Pengemudi taksi tadi benar, jalannya memang tidak jauh lagi, juga tidak terlalu melelahkan walaupun sedikit menanjak. Udara memang tak lagi sejuk, mungkin karena padatnya manusia yang menuju kuil serta matahari mulai meninggi. Tak lama berjalan, saya sampai pada tempat yang saya perkirakan merupakan lapangan parkir kendaraan. Berarti Kuil Changu Narayan sudah dekat.

Main Gate of Changu Narayan Village
Main Gate of Changu Narayan Village

Karena tak tahu arah menuju kuil, saya mengikuti saja orang lokal yang berjalan. Follow the crowd, pasti sampai, kata orang yang malas bertanya. Begitu padatnya, saya tak melihat tempat tiket masuk sehingga saya melangkah terus tanpa dosa. Sampai saat bahu saya disentuh oleh penjaga tiket yang lari meninggalkan tempatnya untuk mengejar saya yang belum membayar. Terperangah malu, sambil minta maaf karena sama sekali tidak melihatnya, saya membayar tiket masuk. Untung wajah penjaga tiket itu berubah manis, percaya atas kesungguhan saya yang tidak melihat tempat penjualan tiket masuk.

Momen melangkah melewati gerbang di dekat penjualan tiket itu mendenyutkan jantung. Sebuah awal perjalanan hati di wilayah Changu Narayan. Tempat yang pasti luar biasa karena ditetapkan sebagai UNESCO World Heritage Site. Saya terus berjalan menembus desa yang mendirikan rumah-rumahnya sepanjang jalan menuju kuil. Di pinggir jalan setapak yang menanjak, dijual berbagai barang keperluan sehari-hari atau cinderamata. Dan ketika saya mendongak ke atas melihat dinding rumah penduduk. terlihat jagung-jagung dengan kulitnya dijemur di jendela tingkat atas rumah mereka langsung di bawah terik matahari hingga berwarna kecoklatan. Sebuah pemandangan yang jarang ada.

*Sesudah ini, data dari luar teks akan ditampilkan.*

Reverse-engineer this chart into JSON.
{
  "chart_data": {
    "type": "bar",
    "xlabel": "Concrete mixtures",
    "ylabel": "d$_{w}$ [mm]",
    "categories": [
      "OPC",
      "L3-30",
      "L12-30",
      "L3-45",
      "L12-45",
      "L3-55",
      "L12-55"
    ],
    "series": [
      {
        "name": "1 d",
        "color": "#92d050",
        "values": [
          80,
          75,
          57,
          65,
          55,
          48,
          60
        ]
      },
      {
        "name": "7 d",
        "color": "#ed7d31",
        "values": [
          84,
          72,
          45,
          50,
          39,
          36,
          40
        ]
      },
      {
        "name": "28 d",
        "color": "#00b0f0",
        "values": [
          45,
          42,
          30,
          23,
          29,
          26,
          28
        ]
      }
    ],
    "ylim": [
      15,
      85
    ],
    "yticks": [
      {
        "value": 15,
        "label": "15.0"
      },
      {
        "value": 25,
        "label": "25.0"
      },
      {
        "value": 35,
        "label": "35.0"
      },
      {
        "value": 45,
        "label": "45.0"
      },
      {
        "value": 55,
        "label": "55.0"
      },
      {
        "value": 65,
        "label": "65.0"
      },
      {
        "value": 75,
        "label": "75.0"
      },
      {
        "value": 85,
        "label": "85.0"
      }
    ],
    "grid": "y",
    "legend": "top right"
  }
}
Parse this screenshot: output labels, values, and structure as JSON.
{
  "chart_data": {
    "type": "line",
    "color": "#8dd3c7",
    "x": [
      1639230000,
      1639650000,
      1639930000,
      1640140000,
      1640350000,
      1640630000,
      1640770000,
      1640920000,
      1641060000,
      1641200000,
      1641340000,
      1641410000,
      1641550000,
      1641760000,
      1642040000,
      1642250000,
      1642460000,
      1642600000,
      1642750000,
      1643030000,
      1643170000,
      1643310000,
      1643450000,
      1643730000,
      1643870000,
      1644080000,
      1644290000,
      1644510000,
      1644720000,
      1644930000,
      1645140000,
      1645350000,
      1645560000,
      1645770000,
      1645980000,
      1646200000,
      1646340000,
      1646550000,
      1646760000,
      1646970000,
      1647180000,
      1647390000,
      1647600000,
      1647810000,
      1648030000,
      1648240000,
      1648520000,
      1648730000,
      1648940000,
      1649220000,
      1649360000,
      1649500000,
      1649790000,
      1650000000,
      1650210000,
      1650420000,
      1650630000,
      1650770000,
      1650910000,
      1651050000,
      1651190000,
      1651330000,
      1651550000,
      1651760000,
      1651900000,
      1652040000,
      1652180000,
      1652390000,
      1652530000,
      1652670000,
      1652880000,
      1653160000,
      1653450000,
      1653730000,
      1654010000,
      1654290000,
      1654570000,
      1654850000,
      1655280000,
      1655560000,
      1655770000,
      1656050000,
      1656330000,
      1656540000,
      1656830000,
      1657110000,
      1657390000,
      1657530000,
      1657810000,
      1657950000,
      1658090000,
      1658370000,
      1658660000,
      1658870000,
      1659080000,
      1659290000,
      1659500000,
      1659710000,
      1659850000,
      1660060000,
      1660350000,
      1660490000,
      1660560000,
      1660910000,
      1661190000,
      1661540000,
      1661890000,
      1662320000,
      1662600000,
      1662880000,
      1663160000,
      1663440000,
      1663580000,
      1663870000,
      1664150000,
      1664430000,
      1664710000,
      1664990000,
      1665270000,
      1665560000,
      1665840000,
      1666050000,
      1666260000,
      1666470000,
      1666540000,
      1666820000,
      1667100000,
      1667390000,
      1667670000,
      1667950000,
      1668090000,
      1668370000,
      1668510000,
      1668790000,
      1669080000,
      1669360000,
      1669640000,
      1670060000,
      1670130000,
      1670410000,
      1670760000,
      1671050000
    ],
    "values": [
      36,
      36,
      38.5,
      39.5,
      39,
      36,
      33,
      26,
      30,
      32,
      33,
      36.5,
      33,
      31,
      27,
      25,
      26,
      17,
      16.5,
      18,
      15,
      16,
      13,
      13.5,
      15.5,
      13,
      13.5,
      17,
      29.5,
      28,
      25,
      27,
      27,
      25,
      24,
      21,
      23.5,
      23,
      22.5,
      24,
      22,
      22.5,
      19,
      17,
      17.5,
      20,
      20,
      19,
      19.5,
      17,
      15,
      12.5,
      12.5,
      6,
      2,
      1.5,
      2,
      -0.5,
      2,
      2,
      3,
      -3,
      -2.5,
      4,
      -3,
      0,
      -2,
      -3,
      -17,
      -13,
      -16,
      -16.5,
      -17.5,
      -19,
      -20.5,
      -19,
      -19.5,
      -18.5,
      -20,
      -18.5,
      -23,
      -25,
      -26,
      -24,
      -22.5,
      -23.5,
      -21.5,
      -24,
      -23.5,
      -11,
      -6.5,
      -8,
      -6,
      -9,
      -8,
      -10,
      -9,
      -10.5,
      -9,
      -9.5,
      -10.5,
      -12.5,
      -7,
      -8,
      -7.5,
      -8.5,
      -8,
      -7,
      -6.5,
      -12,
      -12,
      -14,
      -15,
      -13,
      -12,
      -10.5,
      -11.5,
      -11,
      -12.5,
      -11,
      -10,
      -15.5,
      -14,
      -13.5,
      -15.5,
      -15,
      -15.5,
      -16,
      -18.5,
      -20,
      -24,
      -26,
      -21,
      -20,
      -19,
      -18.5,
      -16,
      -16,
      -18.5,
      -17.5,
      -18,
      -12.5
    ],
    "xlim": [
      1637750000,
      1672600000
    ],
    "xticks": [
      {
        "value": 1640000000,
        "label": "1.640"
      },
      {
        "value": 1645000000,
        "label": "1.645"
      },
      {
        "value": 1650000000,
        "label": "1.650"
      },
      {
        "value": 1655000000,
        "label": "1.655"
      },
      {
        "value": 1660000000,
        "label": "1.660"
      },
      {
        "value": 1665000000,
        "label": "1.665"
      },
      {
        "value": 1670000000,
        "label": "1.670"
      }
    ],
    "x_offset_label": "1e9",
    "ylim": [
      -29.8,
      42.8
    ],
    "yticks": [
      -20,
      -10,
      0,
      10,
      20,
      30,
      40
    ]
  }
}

Dari beberapa rumah terdengar Om Mani Padme Hum, lagu meditatif yang umum terdengar dari rumah-rumah Buddhist Nepali. Toko lainnya menjual barang-barang cinderamata untuk para wisatawan, seperti topeng, lukisan, kalung, boneka dan hiasan dinding yang semuanya terlihat indah. Sambil mengambil foto, saya melihat juga sebagian orang sudah turun kembali. Bisa jadi mereka telah selesai memberikan persembahan di kuil.

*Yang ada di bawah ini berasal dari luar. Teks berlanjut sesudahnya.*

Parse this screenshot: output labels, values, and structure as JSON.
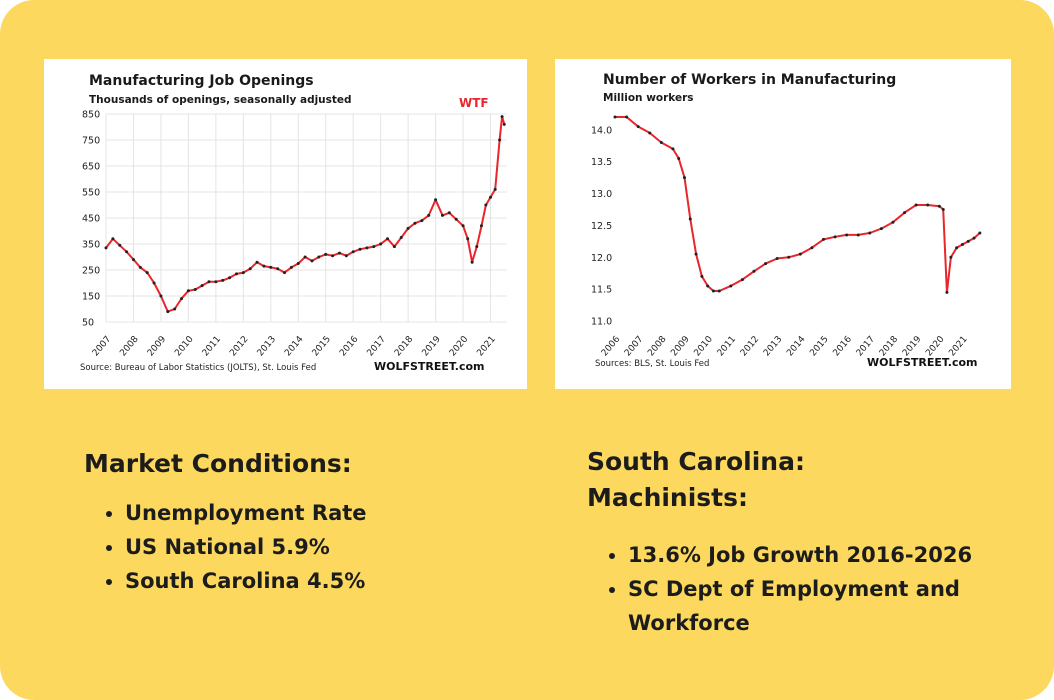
{
  "colors": {
    "background": "#fcd95e",
    "line": "#e8262b",
    "marker": "#222222",
    "text": "#1c1c1c"
  },
  "chart_data": [
    {
      "type": "line",
      "title": "Manufacturing  Job Openings",
      "subtitle": "Thousands of openings, seasonally adjusted",
      "annotation": "WTF",
      "source": "Source: Bureau of Labor Statistics (JOLTS), St. Louis Fed",
      "brand": "WOLFSTREET.com",
      "ylim": [
        50,
        850
      ],
      "yticks": [
        "850",
        "750",
        "650",
        "550",
        "450",
        "350",
        "250",
        "150",
        "50"
      ],
      "xlim": [
        2007,
        2021.6
      ],
      "xticks": [
        "2007",
        "2008",
        "2009",
        "2010",
        "2011",
        "2012",
        "2013",
        "2014",
        "2015",
        "2016",
        "2017",
        "2018",
        "2019",
        "2020",
        "2021"
      ],
      "grid": true,
      "x": [
        2007.0,
        2007.25,
        2007.5,
        2007.75,
        2008.0,
        2008.25,
        2008.5,
        2008.75,
        2009.0,
        2009.25,
        2009.5,
        2009.75,
        2010.0,
        2010.25,
        2010.5,
        2010.75,
        2011.0,
        2011.25,
        2011.5,
        2011.75,
        2012.0,
        2012.25,
        2012.5,
        2012.75,
        2013.0,
        2013.25,
        2013.5,
        2013.75,
        2014.0,
        2014.25,
        2014.5,
        2014.75,
        2015.0,
        2015.25,
        2015.5,
        2015.75,
        2016.0,
        2016.25,
        2016.5,
        2016.75,
        2017.0,
        2017.25,
        2017.5,
        2017.75,
        2018.0,
        2018.25,
        2018.5,
        2018.75,
        2019.0,
        2019.25,
        2019.5,
        2019.75,
        2020.0,
        2020.17,
        2020.33,
        2020.5,
        2020.67,
        2020.83,
        2021.0,
        2021.17,
        2021.33,
        2021.42,
        2021.5
      ],
      "values": [
        335,
        370,
        345,
        320,
        290,
        260,
        240,
        200,
        150,
        90,
        100,
        140,
        170,
        175,
        190,
        205,
        205,
        210,
        220,
        235,
        240,
        255,
        280,
        265,
        260,
        255,
        240,
        260,
        275,
        300,
        285,
        300,
        310,
        305,
        315,
        305,
        320,
        330,
        335,
        340,
        350,
        370,
        340,
        375,
        410,
        430,
        440,
        460,
        520,
        460,
        470,
        445,
        420,
        370,
        280,
        340,
        420,
        500,
        530,
        560,
        750,
        840,
        810
      ]
    },
    {
      "type": "line",
      "title": "Number of Workers in Manufacturing",
      "subtitle": "Million workers",
      "source": "Sources: BLS, St. Louis Fed",
      "brand": "WOLFSTREET.com",
      "ylim": [
        11.0,
        14.2
      ],
      "yticks": [
        "14.0",
        "13.5",
        "13.0",
        "12.5",
        "12.0",
        "11.5",
        "11.0"
      ],
      "xlim": [
        2006,
        2021.8
      ],
      "xticks": [
        "2006",
        "2007",
        "2008",
        "2009",
        "2010",
        "2011",
        "2012",
        "2013",
        "2014",
        "2015",
        "2016",
        "2017",
        "2018",
        "2019",
        "2020",
        "2021"
      ],
      "grid": false,
      "x": [
        2006.0,
        2006.5,
        2007.0,
        2007.5,
        2008.0,
        2008.5,
        2008.75,
        2009.0,
        2009.25,
        2009.5,
        2009.75,
        2010.0,
        2010.25,
        2010.5,
        2011.0,
        2011.5,
        2012.0,
        2012.5,
        2013.0,
        2013.5,
        2014.0,
        2014.5,
        2015.0,
        2015.5,
        2016.0,
        2016.5,
        2017.0,
        2017.5,
        2018.0,
        2018.5,
        2019.0,
        2019.5,
        2020.0,
        2020.17,
        2020.33,
        2020.5,
        2020.75,
        2021.0,
        2021.25,
        2021.5,
        2021.75
      ],
      "values": [
        14.2,
        14.2,
        14.05,
        13.95,
        13.8,
        13.7,
        13.55,
        13.25,
        12.6,
        12.05,
        11.7,
        11.55,
        11.47,
        11.47,
        11.55,
        11.65,
        11.78,
        11.9,
        11.98,
        12.0,
        12.05,
        12.15,
        12.28,
        12.32,
        12.35,
        12.35,
        12.38,
        12.45,
        12.55,
        12.7,
        12.82,
        12.82,
        12.8,
        12.75,
        11.45,
        12.0,
        12.15,
        12.2,
        12.25,
        12.3,
        12.38
      ]
    }
  ],
  "left_section": {
    "heading": "Market Conditions:",
    "items": [
      "Unemployment Rate",
      "US National 5.9%",
      "South Carolina 4.5%"
    ]
  },
  "right_section": {
    "heading_line1": "South Carolina:",
    "heading_line2": "Machinists:",
    "items": [
      "13.6% Job Growth 2016-2026",
      "SC Dept of Employment and Workforce"
    ]
  }
}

Semakin ke atas kepadatan semakin terasa. Semakin sulit untuk berjalan di jalan setapak tapi saya terdesak mengikuti kerumunan. Berada diantara himpitan orang dengan bahasa yang tidak dikenal, baik pria maupun wanita membuat situasi benar-benar tidak nyaman. Dalam hati saya memohon ditunjukkan jalan yang sepertinya langsung dikabulkan berupa sedikit ruang gerak. Saya langsung keluar dari himpitan lalu berdiri menunggu di atas dudukan rendah menyaksikan manusia memadati gerbang kuil. Gerbang yang terlalu kecil untuk dilewati umat yang membludak, membuat saya kuatir terhadap kemungkinan terjadinya chaos. Sudah terlalu sering terjadi ketika sejumlah orang bersikap tak peduli, situasi berubah menjadi chaos yang tak terkendali. Dan itu artinya kekonyolan yang tak perlu karena bisa terjepit, terjebak atau terinjak. Saya menunggu dengan sabar,  mendahulukan orang-orang yang hendak beribadah sambil mengamati gelombang manusia yang tak henti memasuki gerbang kuil.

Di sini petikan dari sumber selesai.